3. Portugal tem instituições de ensino superior a mais. Há 11,5 instituições por cada milhão de habitantes, sendo este rácio muito inferior em Espanha (2,2), em França (5,1), ou no Reino Unido (2,8). Este excesso de oferta tem como consequência que nem todas as instituições são boas. Dito de outro modo, as licenciaturas não são todas iguais. Os dados da DGES – Direcção-Geral do Ensino Superior mostram que uma em cada três licenciaturas apresenta uma taxa de desemprego superior a 10%. Por isso, um estudante, quando ingressa no ensino superior, deve escolher em função da área de estudo e da instituição. Faz diferença o que se estuda e onde se estuda.
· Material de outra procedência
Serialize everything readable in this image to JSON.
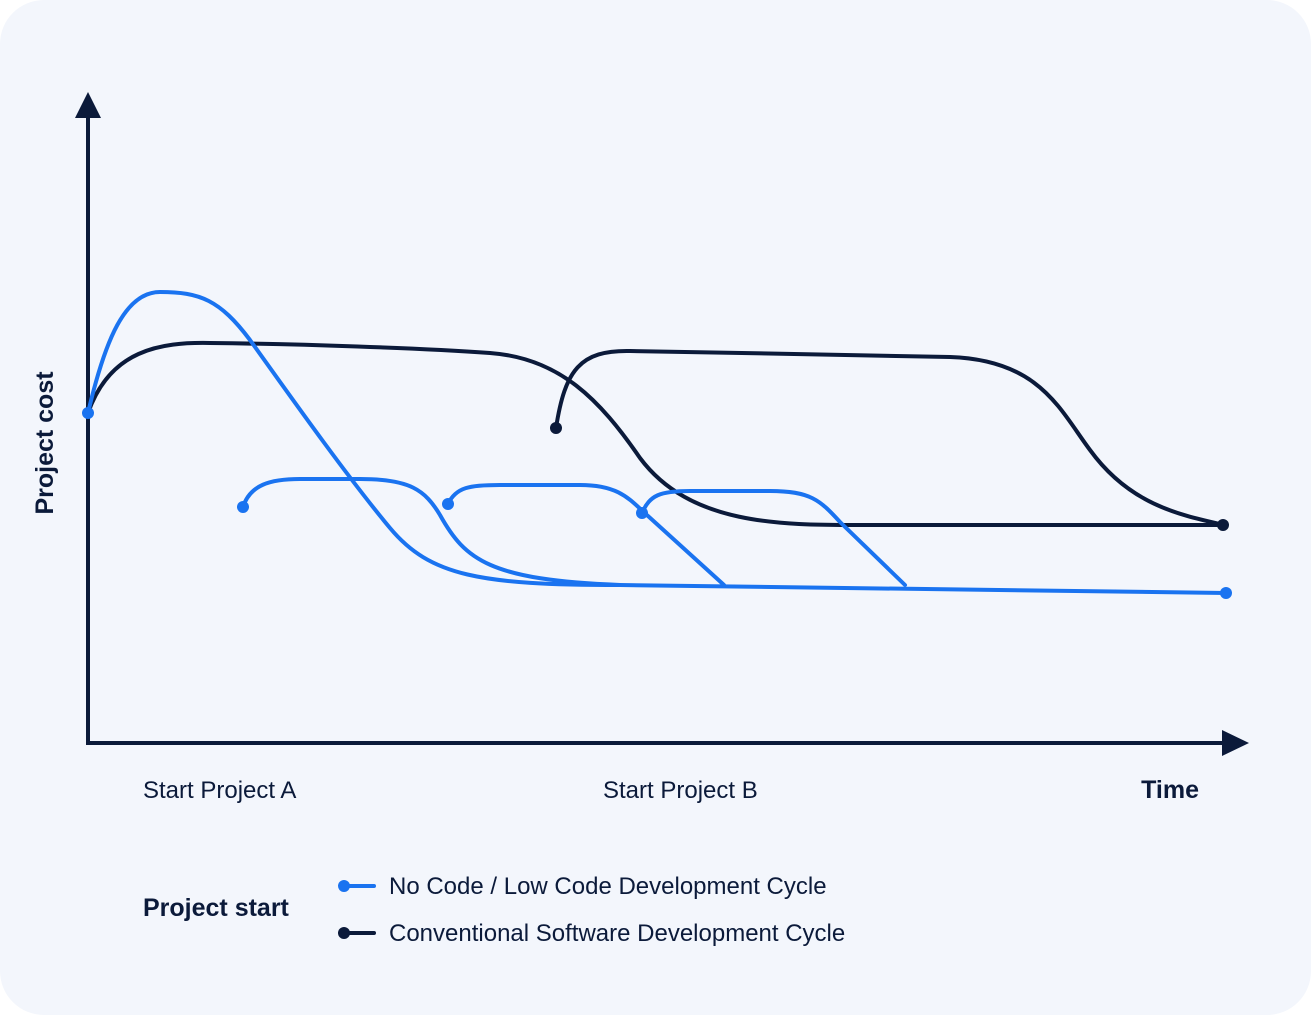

Afinal, estudar compensa.

 

A taxa de desempregados licenciados impressiona porque é incompatível com as expectativas do passado. Expectativas que se mantiveram elevadas por culpa de quem não percebeu a evolução dos tempos. E por culpa do poder político, que não informou os estudantes sobre a empregabilidade dos cursos. Agora que a realidade se anunciou, espera-se que cada um cumpra o seu papel. Que os jornalistas desistam dos alarmismos. Que os políticos informem melhor os jovens. E que estes continuem a estudar. Porque no canudo vive a esperança.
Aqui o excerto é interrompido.